Tutoring as a Student Catch-up Strategy

The most effective student tutoring involves daily customized sessions with highly trained educators, not volunteers.

Jill Barshay has been following tutoring research since before the COVID-19 pandemic. She tells listeners what the research says, discusses what type of tutoring schools are doing, and shares how she uses education research to find stories. (EWA Radio Episode 312)

Photo credit: E-Furor Production/Bigstock

The federal government is pushing school districts to spend 20% of the $122 billion in relief funds to “catch children up” academically. Many are turning to tutoring as a way to help students after months of disruption from the pandemic.

Research shows “high-dosage” tutoring is particularly promising: Students and their tutor meet every day, usually in school. The tutors are specially trained, and there is a set curriculum. All these things can create logistical challenges.

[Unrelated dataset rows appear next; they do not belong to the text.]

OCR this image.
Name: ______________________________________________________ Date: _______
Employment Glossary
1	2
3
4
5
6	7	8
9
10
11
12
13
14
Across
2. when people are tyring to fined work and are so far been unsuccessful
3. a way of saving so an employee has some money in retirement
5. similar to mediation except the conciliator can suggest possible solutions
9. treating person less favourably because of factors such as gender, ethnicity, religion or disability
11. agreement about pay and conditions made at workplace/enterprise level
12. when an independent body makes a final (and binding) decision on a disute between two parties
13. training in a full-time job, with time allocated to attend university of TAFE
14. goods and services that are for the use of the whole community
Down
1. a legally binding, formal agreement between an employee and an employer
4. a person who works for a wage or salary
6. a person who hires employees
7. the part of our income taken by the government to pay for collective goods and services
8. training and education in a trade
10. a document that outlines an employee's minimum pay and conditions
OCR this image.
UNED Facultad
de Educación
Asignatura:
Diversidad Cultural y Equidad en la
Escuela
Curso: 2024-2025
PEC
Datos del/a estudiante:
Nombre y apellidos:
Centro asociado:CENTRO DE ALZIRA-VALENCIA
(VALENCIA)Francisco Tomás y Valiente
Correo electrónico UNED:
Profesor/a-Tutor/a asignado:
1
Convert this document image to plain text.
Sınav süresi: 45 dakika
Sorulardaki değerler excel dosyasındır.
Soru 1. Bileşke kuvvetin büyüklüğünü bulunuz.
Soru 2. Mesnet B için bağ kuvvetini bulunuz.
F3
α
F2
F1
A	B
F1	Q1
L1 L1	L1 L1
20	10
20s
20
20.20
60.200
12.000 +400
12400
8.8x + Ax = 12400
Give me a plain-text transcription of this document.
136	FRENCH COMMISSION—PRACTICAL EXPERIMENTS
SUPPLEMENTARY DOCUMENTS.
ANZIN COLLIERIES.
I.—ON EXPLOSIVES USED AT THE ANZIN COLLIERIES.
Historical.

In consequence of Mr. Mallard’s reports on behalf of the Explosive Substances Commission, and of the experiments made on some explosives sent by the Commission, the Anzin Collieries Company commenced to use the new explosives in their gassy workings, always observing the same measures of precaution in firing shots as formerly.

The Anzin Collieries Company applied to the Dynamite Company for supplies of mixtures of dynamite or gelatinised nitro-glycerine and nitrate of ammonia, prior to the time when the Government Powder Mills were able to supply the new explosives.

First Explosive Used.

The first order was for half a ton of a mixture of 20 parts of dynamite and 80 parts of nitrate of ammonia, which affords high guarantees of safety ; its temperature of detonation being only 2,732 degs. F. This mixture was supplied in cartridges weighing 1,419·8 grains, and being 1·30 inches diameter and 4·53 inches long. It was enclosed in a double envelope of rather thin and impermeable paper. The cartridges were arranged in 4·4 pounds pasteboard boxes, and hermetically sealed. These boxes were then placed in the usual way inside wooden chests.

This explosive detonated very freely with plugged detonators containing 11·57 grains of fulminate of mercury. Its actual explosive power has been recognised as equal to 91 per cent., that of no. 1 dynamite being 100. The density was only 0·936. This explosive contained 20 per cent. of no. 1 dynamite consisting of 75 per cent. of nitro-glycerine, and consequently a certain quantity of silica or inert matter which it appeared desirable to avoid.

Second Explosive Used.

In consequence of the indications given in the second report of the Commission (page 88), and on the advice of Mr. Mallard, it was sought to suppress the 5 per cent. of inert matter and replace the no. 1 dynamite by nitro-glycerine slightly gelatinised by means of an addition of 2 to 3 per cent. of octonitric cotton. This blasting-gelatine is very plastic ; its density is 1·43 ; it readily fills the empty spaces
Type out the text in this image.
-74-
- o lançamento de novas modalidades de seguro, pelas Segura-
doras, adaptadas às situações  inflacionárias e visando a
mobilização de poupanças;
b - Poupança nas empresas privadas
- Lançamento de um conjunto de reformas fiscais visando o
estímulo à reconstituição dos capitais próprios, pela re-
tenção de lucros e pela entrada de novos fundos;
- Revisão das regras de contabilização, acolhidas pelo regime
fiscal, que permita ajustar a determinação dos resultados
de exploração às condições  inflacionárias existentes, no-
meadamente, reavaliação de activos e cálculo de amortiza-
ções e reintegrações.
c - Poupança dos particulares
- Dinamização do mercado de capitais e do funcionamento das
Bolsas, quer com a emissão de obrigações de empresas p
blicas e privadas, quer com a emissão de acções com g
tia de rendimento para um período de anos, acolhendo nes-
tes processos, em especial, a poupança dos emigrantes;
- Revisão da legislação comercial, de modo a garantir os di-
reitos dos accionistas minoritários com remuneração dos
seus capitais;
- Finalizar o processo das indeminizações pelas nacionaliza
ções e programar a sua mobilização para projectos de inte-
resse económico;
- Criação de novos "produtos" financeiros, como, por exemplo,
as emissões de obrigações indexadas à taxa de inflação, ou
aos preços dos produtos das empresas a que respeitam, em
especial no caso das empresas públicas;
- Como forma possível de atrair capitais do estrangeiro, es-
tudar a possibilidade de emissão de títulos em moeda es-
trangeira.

Jill Barshay, a senior writer for The Hechinger Report and the author of its Proof Points column, has been looking at tutoring research. She found about half of all school districts are using tutoring programs, but not all follow best practices.

On this EWA Radio episode, Jill explains her work, why students don’t log in for online help, who some of these online tutors are and how she looks for “good news” stories in education research.